Notably, the finalized decision takes a liberal approach to the way CAR-Ts can be used and monitored.
For one, Medicare will cover off-label use of CAR-Ts as long as they are recommended by CMS-approved compendia, such as the National Comprehensive Cancer Network Guidelines. Compendia like the NCCN Guidelines contain recommended uses for drugs based on clinical data that may not have FDA approval and are used by payers to determine coverage for off-label uses of drugs.
In addition, whereas CMS had initially intended to only cover CAR-Ts if they were administered under registries or clinical trials that include two years of monitoring post-treatment – known as Coverage with Evidence Development, or CED – it will instead cover their administration in any healthcare facility enrolled in the FDA’s Risk Evaluation and Mitigation Strategies, or REMS program.
That also means that CAR-Ts do not necessarily have to be administered in a hospital setting, a limitation many experts had feared, as it would cut off access to patients who live far away from hospitals. Previously, the plan was to only cover the therapies if patients received them at facilities accredited by the Foundation for the Accreditation of Cellular Therapy. “Per the FDA, hospitals and their associated clinics may administer CAR T if the facilities are enrolled in with the REMS requirements,” the decision memo issued Wednesday read.
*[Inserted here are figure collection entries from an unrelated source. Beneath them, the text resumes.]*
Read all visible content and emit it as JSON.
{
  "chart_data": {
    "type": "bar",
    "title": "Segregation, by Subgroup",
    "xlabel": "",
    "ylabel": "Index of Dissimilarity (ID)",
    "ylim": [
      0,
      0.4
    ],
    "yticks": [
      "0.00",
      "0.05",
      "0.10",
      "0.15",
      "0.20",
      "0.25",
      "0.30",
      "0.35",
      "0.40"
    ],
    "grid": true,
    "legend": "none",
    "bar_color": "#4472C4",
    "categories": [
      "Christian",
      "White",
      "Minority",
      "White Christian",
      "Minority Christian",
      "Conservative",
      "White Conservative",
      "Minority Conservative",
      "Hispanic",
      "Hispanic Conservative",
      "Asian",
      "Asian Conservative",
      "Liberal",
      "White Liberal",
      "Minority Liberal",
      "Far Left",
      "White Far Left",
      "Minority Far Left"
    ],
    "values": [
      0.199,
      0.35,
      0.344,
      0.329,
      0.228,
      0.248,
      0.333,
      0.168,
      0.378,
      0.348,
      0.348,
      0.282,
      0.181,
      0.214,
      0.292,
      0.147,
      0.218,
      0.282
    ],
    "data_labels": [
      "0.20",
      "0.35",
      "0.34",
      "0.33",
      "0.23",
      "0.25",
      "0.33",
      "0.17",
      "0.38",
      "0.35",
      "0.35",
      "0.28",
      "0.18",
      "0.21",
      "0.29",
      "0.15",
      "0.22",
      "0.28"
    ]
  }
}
“Hospitals and their associated clinics” is consistent with the language used in the FDA-approved REMS for Kymriah and Yescarta.
The decision follows an unusually drawn-out delay by CMS. After publishing a proposed decision memo in February, the agency posted a short press release on May 17 stating that the National Coverage Determination had been delayed, but would be “forthcoming.” Nevertheless, until Wednesday it remained mum, and even drugmakers said they had not been given any update or timeline for when the decision would be reached.